One of the big shifts that is happening is that the investors are seeking estate planning services early in their life. Instead of waiting for their 60s, customers are planning their wealth transfer in their early 40’s. The pandemic has been one of the key factors behind this shift. A sense of uncertainty of life has triggered many customers to put legacy planning in action. While the pandemic may have triggered this change, it has made many clients aware of the merits of legacy planning.
Inclusive decision making
While the signatory to the will is still the male member, the decision as to who gets what is taken with active concurrence of the spouse. Women in younger HNI families are also asserting their opinions more equally in the wealth decisions of the family. They are emerging as the key influencers in the decision making process.
When it comes to portfolio management decisions, the new age investors are involving their kids too. They are getting their college going kids to participate in the investment discussions with their advisors and wealth managers. They seek their opinions around new age companies & sectors. While they still retain the final decision with themselves, they do encourage their successors to get familiar with the portfolio and the advisor.
Avoidance of regulatory risk
Contrary to popular belief, most investors don’t want to take any regulatory risk. They prefer to be on the right side of the law, especially when their international investing is in the picture. Given that the government has been very active in checking the money flow internationally, investors want to avoid investing through tax havens like the Cayman Islands. They are choosing safe destinations like Singapore to set up their family offices. Since wealth planning involves significant tax planning, investors prefer to opt for simpler ownership structures which are easier to declare tax liabilities and also avoid any scrutiny by the tax agencies.
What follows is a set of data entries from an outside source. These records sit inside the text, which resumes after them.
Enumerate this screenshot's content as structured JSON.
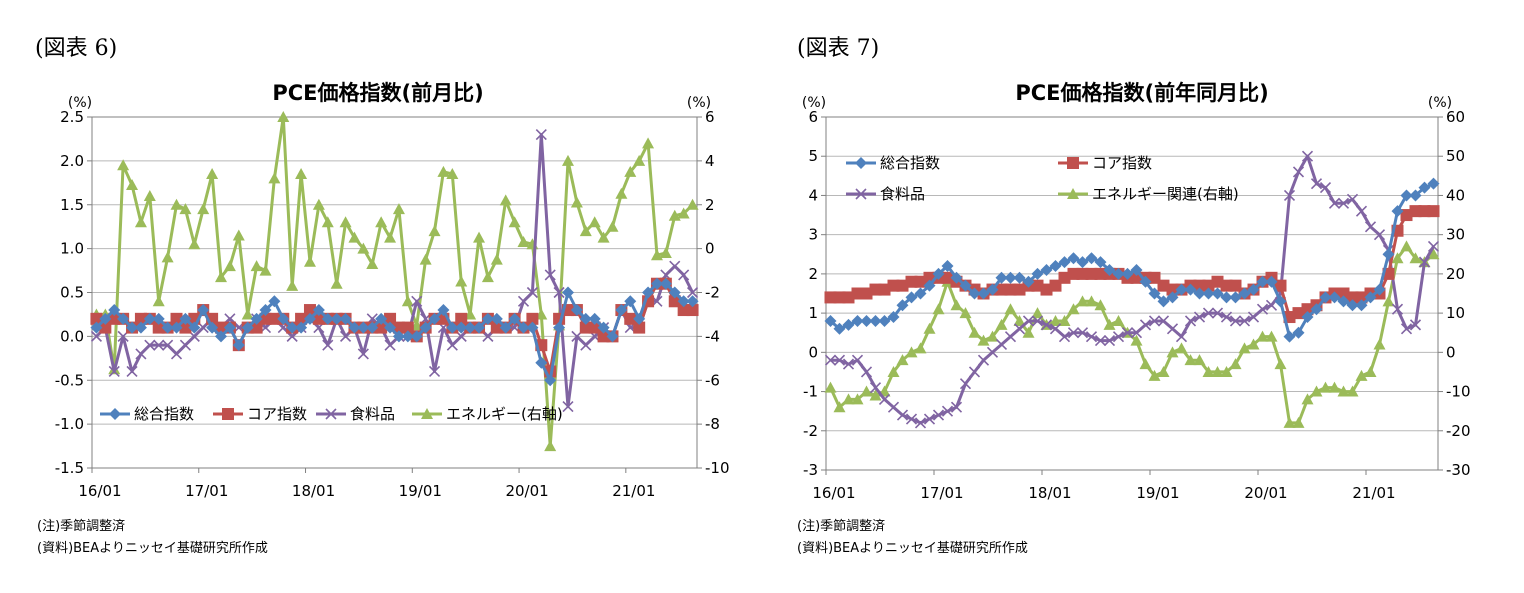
{
  "figures": [
    {
      "label": "(図表 6)",
      "notes": [
        "(注)季節調整済",
        "(資料)BEAよりニッセイ基礎研究所作成"
      ]
    },
    {
      "label": "(図表 7)",
      "notes": [
        "(注)季節調整済",
        "(資料)BEAよりニッセイ基礎研究所作成"
      ]
    }
  ],
  "chart_data": [
    {
      "type": "line",
      "title": "PCE価格指数(前月比)",
      "y_unit_left": "(%)",
      "y_unit_right": "(%)",
      "x_tick_labels": [
        "16/01",
        "17/01",
        "18/01",
        "19/01",
        "20/01",
        "21/01"
      ],
      "ylim_left": [
        -1.5,
        2.5
      ],
      "yticks_left": [
        "2.5",
        "2.0",
        "1.5",
        "1.0",
        "0.5",
        "0.0",
        "-0.5",
        "-1.0",
        "-1.5"
      ],
      "ylim_right": [
        -10,
        6
      ],
      "yticks_right": [
        "6",
        "4",
        "2",
        "0",
        "-2",
        "-4",
        "-6",
        "-8",
        "-10"
      ],
      "legend_position": "bottom-left",
      "grid": true,
      "series": [
        {
          "name": "総合指数",
          "axis": "left",
          "color": "#4f81bd",
          "marker": "diamond",
          "values": [
            0.1,
            0.2,
            0.3,
            0.2,
            0.1,
            0.1,
            0.2,
            0.2,
            0.1,
            0.1,
            0.2,
            0.1,
            0.3,
            0.1,
            0.0,
            0.1,
            -0.1,
            0.1,
            0.2,
            0.3,
            0.4,
            0.2,
            0.1,
            0.1,
            0.2,
            0.3,
            0.2,
            0.2,
            0.2,
            0.1,
            0.1,
            0.1,
            0.2,
            0.1,
            0.0,
            0.0,
            0.0,
            0.1,
            0.2,
            0.3,
            0.1,
            0.1,
            0.1,
            0.1,
            0.2,
            0.2,
            0.1,
            0.2,
            0.1,
            0.1,
            -0.3,
            -0.5,
            0.1,
            0.5,
            0.3,
            0.2,
            0.2,
            0.1,
            0.0,
            0.3,
            0.4,
            0.2,
            0.5,
            0.6,
            0.6,
            0.5,
            0.4,
            0.4
          ]
        },
        {
          "name": "コア指数",
          "axis": "left",
          "color": "#c0504d",
          "marker": "square",
          "values": [
            0.2,
            0.1,
            0.2,
            0.2,
            0.1,
            0.2,
            0.2,
            0.1,
            0.1,
            0.2,
            0.1,
            0.2,
            0.3,
            0.2,
            0.1,
            0.1,
            -0.1,
            0.1,
            0.1,
            0.2,
            0.2,
            0.2,
            0.1,
            0.2,
            0.3,
            0.2,
            0.2,
            0.2,
            0.2,
            0.1,
            0.1,
            0.1,
            0.1,
            0.2,
            0.1,
            0.1,
            0.0,
            0.1,
            0.2,
            0.2,
            0.1,
            0.2,
            0.1,
            0.1,
            0.2,
            0.1,
            0.1,
            0.2,
            0.1,
            0.2,
            -0.1,
            -0.4,
            0.2,
            0.3,
            0.3,
            0.1,
            0.1,
            0.0,
            0.0,
            0.3,
            0.2,
            0.1,
            0.4,
            0.6,
            0.6,
            0.4,
            0.3,
            0.3
          ]
        },
        {
          "name": "食料品",
          "axis": "left",
          "color": "#8064a2",
          "marker": "x",
          "values": [
            0.0,
            0.1,
            -0.4,
            0.0,
            -0.4,
            -0.2,
            -0.1,
            -0.1,
            -0.1,
            -0.2,
            -0.1,
            0.0,
            0.1,
            0.2,
            0.1,
            0.2,
            0.1,
            0.1,
            0.2,
            0.1,
            0.2,
            0.1,
            0.0,
            0.1,
            0.2,
            0.1,
            -0.1,
            0.2,
            0.0,
            0.1,
            -0.2,
            0.2,
            0.1,
            -0.1,
            0.0,
            0.0,
            0.4,
            0.2,
            -0.4,
            0.1,
            -0.1,
            0.0,
            0.1,
            0.1,
            0.0,
            0.1,
            0.1,
            0.1,
            0.4,
            0.5,
            2.3,
            0.7,
            0.5,
            -0.8,
            0.0,
            -0.1,
            0.0,
            0.1,
            0.0,
            0.3,
            0.1,
            0.1,
            0.4,
            0.4,
            0.7,
            0.8,
            0.7,
            0.5
          ]
        },
        {
          "name": "エネルギー(右軸)",
          "axis": "right",
          "color": "#9bbb59",
          "marker": "triangle",
          "values": [
            -3.0,
            -3.0,
            -5.5,
            3.8,
            2.9,
            1.2,
            2.4,
            -2.4,
            -0.4,
            2.0,
            1.8,
            0.2,
            1.8,
            3.4,
            -1.3,
            -0.8,
            0.6,
            -3.0,
            -0.8,
            -1.0,
            3.2,
            6.0,
            -1.7,
            3.4,
            -0.6,
            2.0,
            1.2,
            -1.6,
            1.2,
            0.5,
            0.0,
            -0.7,
            1.2,
            0.5,
            1.8,
            -2.4,
            -3.5,
            -0.5,
            0.8,
            3.5,
            3.4,
            -1.5,
            -3.0,
            0.5,
            -1.3,
            -0.5,
            2.2,
            1.2,
            0.3,
            0.2,
            -3.0,
            -9.0,
            -3.5,
            4.0,
            2.1,
            0.8,
            1.2,
            0.5,
            1.0,
            2.5,
            3.5,
            4.0,
            4.8,
            -0.3,
            -0.2,
            1.5,
            1.6,
            2.0
          ]
        }
      ]
    },
    {
      "type": "line",
      "title": "PCE価格指数(前年同月比)",
      "y_unit_left": "(%)",
      "y_unit_right": "(%)",
      "x_tick_labels": [
        "16/01",
        "17/01",
        "18/01",
        "19/01",
        "20/01",
        "21/01"
      ],
      "ylim_left": [
        -3,
        6
      ],
      "yticks_left": [
        "6",
        "5",
        "4",
        "3",
        "2",
        "1",
        "0",
        "-1",
        "-2",
        "-3"
      ],
      "ylim_right": [
        -30,
        60
      ],
      "yticks_right": [
        "60",
        "50",
        "40",
        "30",
        "20",
        "10",
        "0",
        "-10",
        "-20",
        "-30"
      ],
      "legend_position": "top-left",
      "grid": true,
      "series": [
        {
          "name": "総合指数",
          "axis": "left",
          "color": "#4f81bd",
          "marker": "diamond",
          "values": [
            0.8,
            0.6,
            0.7,
            0.8,
            0.8,
            0.8,
            0.8,
            0.9,
            1.2,
            1.4,
            1.5,
            1.7,
            2.0,
            2.2,
            1.9,
            1.7,
            1.5,
            1.5,
            1.6,
            1.9,
            1.9,
            1.9,
            1.8,
            2.0,
            2.1,
            2.2,
            2.3,
            2.4,
            2.3,
            2.4,
            2.3,
            2.1,
            2.0,
            2.0,
            2.1,
            1.8,
            1.5,
            1.3,
            1.4,
            1.6,
            1.6,
            1.5,
            1.5,
            1.5,
            1.4,
            1.4,
            1.5,
            1.6,
            1.8,
            1.8,
            1.3,
            0.4,
            0.5,
            0.9,
            1.1,
            1.4,
            1.4,
            1.3,
            1.2,
            1.2,
            1.4,
            1.6,
            2.5,
            3.6,
            4.0,
            4.0,
            4.2,
            4.3
          ]
        },
        {
          "name": "コア指数",
          "axis": "left",
          "color": "#c0504d",
          "marker": "square",
          "values": [
            1.4,
            1.4,
            1.4,
            1.5,
            1.5,
            1.6,
            1.6,
            1.7,
            1.7,
            1.8,
            1.8,
            1.9,
            1.9,
            1.9,
            1.8,
            1.7,
            1.6,
            1.5,
            1.6,
            1.6,
            1.6,
            1.6,
            1.7,
            1.7,
            1.6,
            1.7,
            1.9,
            2.0,
            2.0,
            2.0,
            2.0,
            2.0,
            2.0,
            1.9,
            1.9,
            1.9,
            1.9,
            1.7,
            1.6,
            1.6,
            1.7,
            1.7,
            1.7,
            1.8,
            1.7,
            1.7,
            1.5,
            1.6,
            1.8,
            1.9,
            1.7,
            0.9,
            1.0,
            1.1,
            1.2,
            1.4,
            1.5,
            1.5,
            1.4,
            1.4,
            1.5,
            1.5,
            2.0,
            3.1,
            3.5,
            3.6,
            3.6,
            3.6
          ]
        },
        {
          "name": "食料品",
          "axis": "left",
          "color": "#8064a2",
          "marker": "x",
          "values": [
            -0.2,
            -0.2,
            -0.3,
            -0.2,
            -0.5,
            -0.9,
            -1.2,
            -1.4,
            -1.6,
            -1.7,
            -1.8,
            -1.7,
            -1.6,
            -1.5,
            -1.4,
            -0.8,
            -0.5,
            -0.2,
            0.0,
            0.2,
            0.4,
            0.6,
            0.8,
            0.8,
            0.7,
            0.6,
            0.4,
            0.5,
            0.5,
            0.4,
            0.3,
            0.3,
            0.4,
            0.5,
            0.5,
            0.7,
            0.8,
            0.8,
            0.6,
            0.4,
            0.8,
            0.9,
            1.0,
            1.0,
            0.9,
            0.8,
            0.8,
            0.9,
            1.1,
            1.2,
            1.5,
            4.0,
            4.6,
            5.0,
            4.3,
            4.2,
            3.8,
            3.8,
            3.9,
            3.6,
            3.2,
            3.0,
            2.6,
            1.1,
            0.6,
            0.7,
            2.3,
            2.7
          ]
        },
        {
          "name": "エネルギー関連(右軸)",
          "axis": "right",
          "color": "#9bbb59",
          "marker": "triangle",
          "values": [
            -9,
            -14,
            -12,
            -12,
            -10,
            -11,
            -10,
            -5,
            -2,
            0,
            1,
            6,
            11,
            18,
            12,
            10,
            5,
            3,
            4,
            7,
            11,
            8,
            5,
            10,
            7,
            8,
            8,
            11,
            13,
            13,
            12,
            7,
            8,
            5,
            3,
            -3,
            -6,
            -5,
            0,
            1,
            -2,
            -2,
            -5,
            -5,
            -5,
            -3,
            1,
            2,
            4,
            4,
            -3,
            -18,
            -18,
            -12,
            -10,
            -9,
            -9,
            -10,
            -10,
            -6,
            -5,
            2,
            13,
            24,
            27,
            24,
            23,
            25
          ]
        }
      ]
    }
  ]
}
Risk optimisation taking priority over return maximisation
When it comes to investments decisions, affluent investors have come to realise the merit of risk management and hence asset allocation. Most investors spend a considerable amount of time understanding the inherent risks of each investment. They seek investments that can preserve their capital. However they do seek alpha generating opportunities like alternative funds, unlisted stocks and structured products.
Offshore family office
Many investors are preferring to consolidate their wealth & investments in offshore destinations. They have kids who are either studying or settled overseas, hence they prefer to park their wealth in USD denominated accounts to avoid the rupee impact. Singapore with its Variable Capital Company offering is attracting many global HNIs to open their family offices in Singapore.
Legacy planning provides security over inheritance and should be effectively executed by HNIs. Portfolio optimisation along with striking a balance between being stable and tactical would help in the long term. Sustaining multi-generational wealth through smart estate planning is going to assure a hassle free future for all the generations to come.